Friendship Life Relationships

Is It Really Wrong To Be a Little Selfish Sometimes?

little selfish
Written by Cinnamon

I believe that most of us were raised to put others first. You simply have to do that because that is the right thing to do, no matter how you feel about that. Your feelings are not really important. But if everyone cared that much about others, wouldn’t we be living in a perfect world?

Clearly, that is not the case. How many times did someone ask you for your advice, money or time and how many times did you actually feel obligated to give it to them? You know, because that is the right thing to do… Is it ok to say ‘no’? Do you have to be selfless at any cost? Is it ok to be selfish sometimes? First of all, let me tell you that yes, it is ok to be selfish sometimes. Here and there you have to put yourself first in order to stay sane. There is nothing wrong with that.

I reached the point in my life where I was just tired, tired of helping, tired of doing things for others and never getting anything in return, not even a simple ‘thank you’. Then I realized I had to stop. I was very frustrating. Then I started to lose my faith in relationships, whether it was a romantic relationship or a friendship. I am not trying to portrait myself as an angel right now, but I am very empathic and it is very easy to take advantage of me.

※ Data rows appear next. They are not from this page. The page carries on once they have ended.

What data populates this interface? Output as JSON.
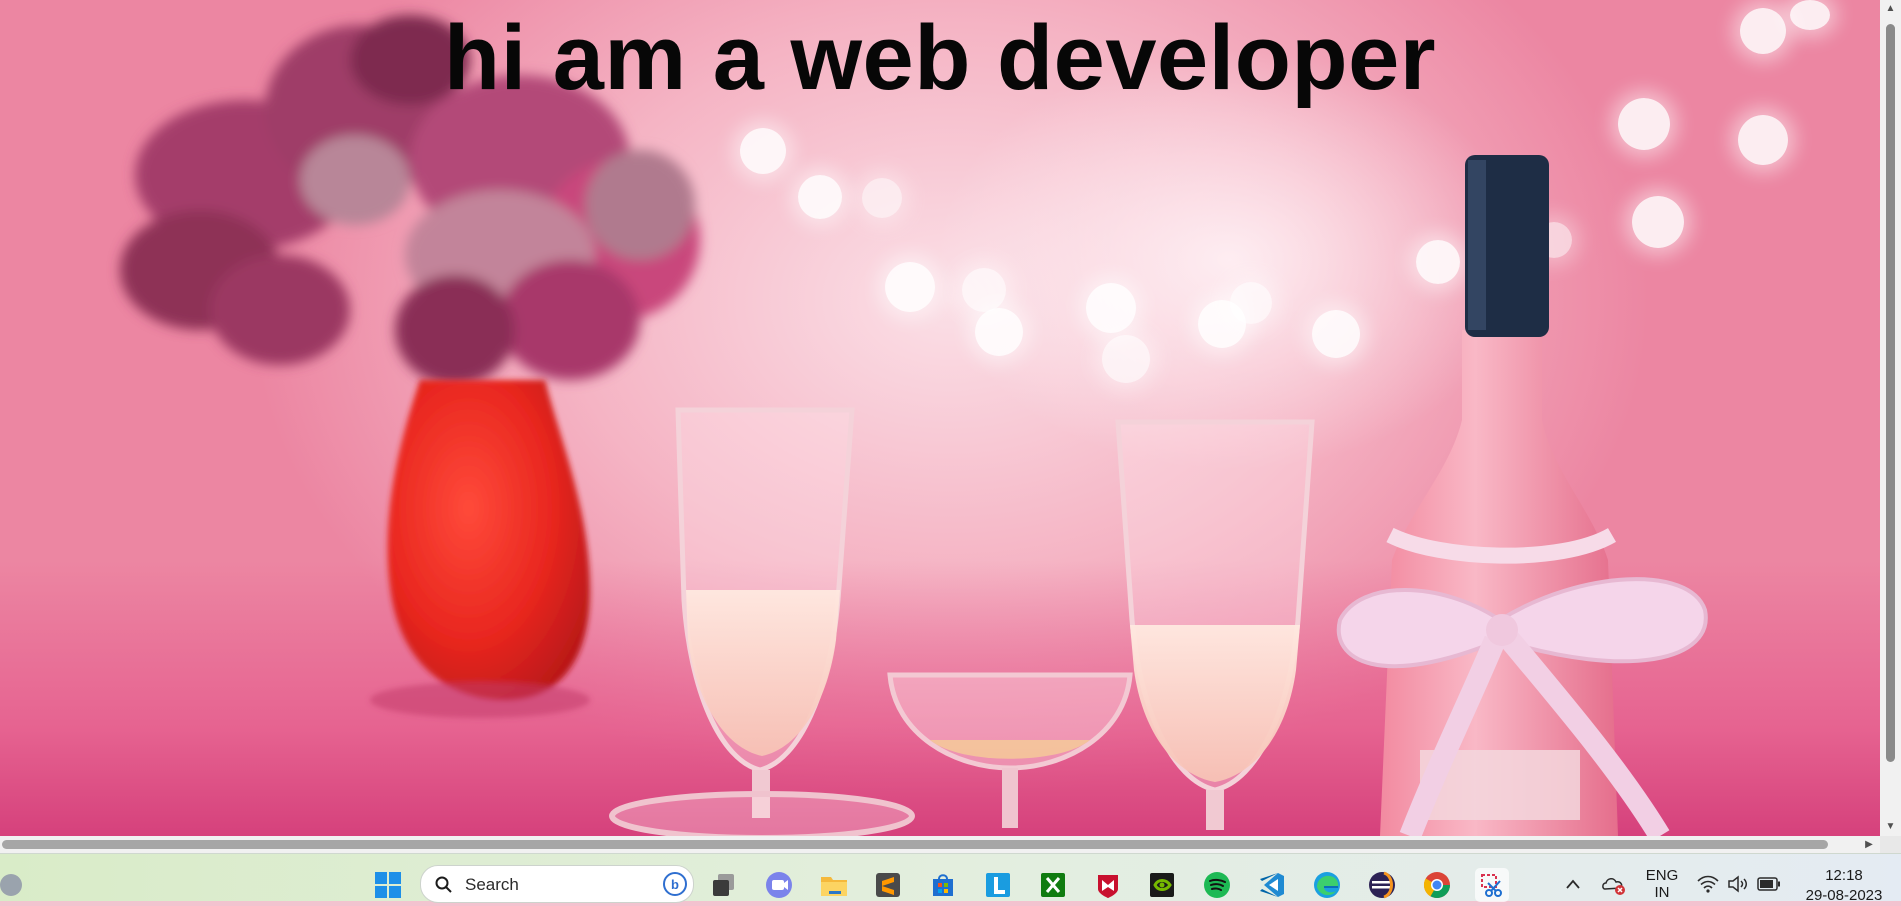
{
  "page": {
    "headline": "hi am a web developer"
  },
  "taskbar": {
    "search_label": "Search",
    "apps": [
      {
        "name": "windows-start-icon"
      },
      {
        "name": "task-view-icon"
      },
      {
        "name": "teams-chat-icon"
      },
      {
        "name": "file-explorer-icon"
      },
      {
        "name": "sublime-text-icon"
      },
      {
        "name": "microsoft-store-icon"
      },
      {
        "name": "l-app-icon"
      },
      {
        "name": "xbox-icon"
      },
      {
        "name": "mcafee-icon"
      },
      {
        "name": "nvidia-icon"
      },
      {
        "name": "spotify-icon"
      },
      {
        "name": "vscode-icon"
      },
      {
        "name": "edge-icon"
      },
      {
        "name": "eclipse-icon"
      },
      {
        "name": "chrome-icon"
      },
      {
        "name": "snipping-tool-icon"
      }
    ],
    "tray": {
      "language_line1": "ENG",
      "language_line2": "IN",
      "time": "12:18",
      "date": "29-08-2023"
    }
  },
  "colors": {
    "headline": "#070707",
    "accent_blue": "#0078d4"
  }
}
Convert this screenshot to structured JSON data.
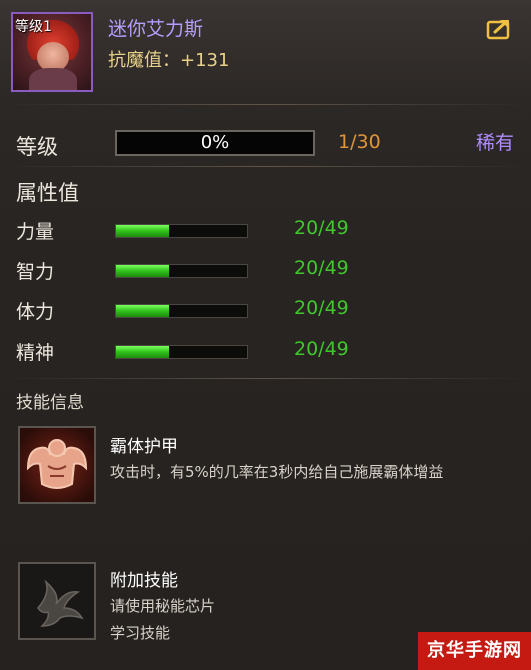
{
  "header": {
    "level_tag": "等级1",
    "pet_name": "迷你艾力斯",
    "resist_label": "抗魔值：",
    "resist_value": "+131",
    "export_icon": "share-arrow-icon"
  },
  "progress": {
    "label": "等级",
    "percent_text": "0%",
    "percent": 0,
    "count": "1/30",
    "rarity": "稀有"
  },
  "attributes": {
    "title": "属性值",
    "items": [
      {
        "label": "力量",
        "value": "20/49",
        "fill": 0.408
      },
      {
        "label": "智力",
        "value": "20/49",
        "fill": 0.408
      },
      {
        "label": "体力",
        "value": "20/49",
        "fill": 0.408
      },
      {
        "label": "精神",
        "value": "20/49",
        "fill": 0.408
      }
    ]
  },
  "skills": {
    "title": "技能信息",
    "items": [
      {
        "name": "霸体护甲",
        "desc_lines": [
          "攻击时，有5%的几率在3秒内给自己施展霸体增益"
        ],
        "icon": "muscle-armor-icon"
      },
      {
        "name": "附加技能",
        "desc_lines": [
          "请使用秘能芯片",
          "学习技能"
        ],
        "icon": "locked-skill-icon"
      }
    ]
  },
  "watermark": "京华手游网",
  "colors": {
    "name_purple": "#b59cff",
    "resist_gold": "#e8d28a",
    "count_orange": "#e0953a",
    "rarity_purple": "#b08cff",
    "bar_green": "#2fc21a",
    "value_green": "#3ec82a"
  }
}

I had decided to start slow, take it easy, step by step. First, I had to learn how to say ‘no’ to my best friend. I started with the little things, such as going out. If I wasn’t feeling like going somewhere, I simply said ‘no’. And she didn’t even have a problem with that. Sure, it was a new thing for her too, but she understood and she was happy for me. Turns out, all that pressure was just in my head. It felt really great to finally do that. I felt free.

Then I had to learn how to ask for help. That was really hard because you feel like you have to swallow your pride and ask someone for a favor, and that is not easy at all. But once you understand that no one can go through life alone and that it is ok to ask for help from time to time, it will get easier. You can be very independent and still ask for help if you need it, there is nothing wrong with that. Once you understand that, life will get way easier for you. And just to be clear, asking for help does not make you selfish!

So many of us stay in a relationship or we stay friends with someone who is not right for us just because we don’t want to hurt their feelings. Always be honest with yourself. If someone makes you feel not so good about yourself, you need to get rid of that person. Everything can be done by a simple conversation. Explain yourself, tell that person what bothers you, why you feel that you need to part ways and if that person does nothing to change in order to keep you in his or her life, then that’s it. That’s all folks.

Moving forward, to those living with roommates, we all had that roommate from hell, right? Oh my gosh, there was this girl, we lived together. She was so rude, never wanted to clean, not even after herself. We were at college. I was never able to study because she always had a group of people with her and they were always partying and having a blast. Until one day I survived a meltdown and kicked her out of the apartment.

Of course, I talked to her, I tried to explain my situation and where I’m coming from, but it just didn’t matter to her. Maybe kicking her out wasn’t the best thing I did bud I just couldn’t take it anymore. I had to do it. Therefore, it is perfectly fine to put yourself first sometimes and be a little selfish. It is funny but people will respect you more if you do.

It is hard when you are a people pleaser.

You are always there for everyone, always willing to help but no one really cares because they are used to you doing things for them. It is essential to learn to say ‘no’. You have to do it for yourself and you have to learn how to please yourself. It is ok to spoil yourself from time to time.

Of course, this doesn’t mean that it is ok to always be selfish, don’t be an asshole but love yourself in order to be able to love others. You have to take care of yourself first. The world we live in is really funny – people will have more respect for you if you stand up for yourself and if you say ‘no’ to them without explaining yourself. Being always there for them is not that interesting and respectful, you know (eye-roll)….

Bottom line, don’t be an asshole, our poor planet is full of those but, stand up for yourself. Unfortunately, no one else will. Understand that it is perfectly fine to take a break from time to time. Sometimes you are just sick and tired of everything, just turn off your phone, make some popcorn and turn on your favorite TV-show.

A few hours later you will be recharged and happy, probably even forget that thing that made you go nuts. Also, being a little selfish will help you recognize that toxic person that wants to drain all the energy out of your body. Lord knows we don’t need that kind of person in our life. Enjoy your life, because you only live once. It is a cliché but it is true. We only have one life and we deserve to have fun and be happy.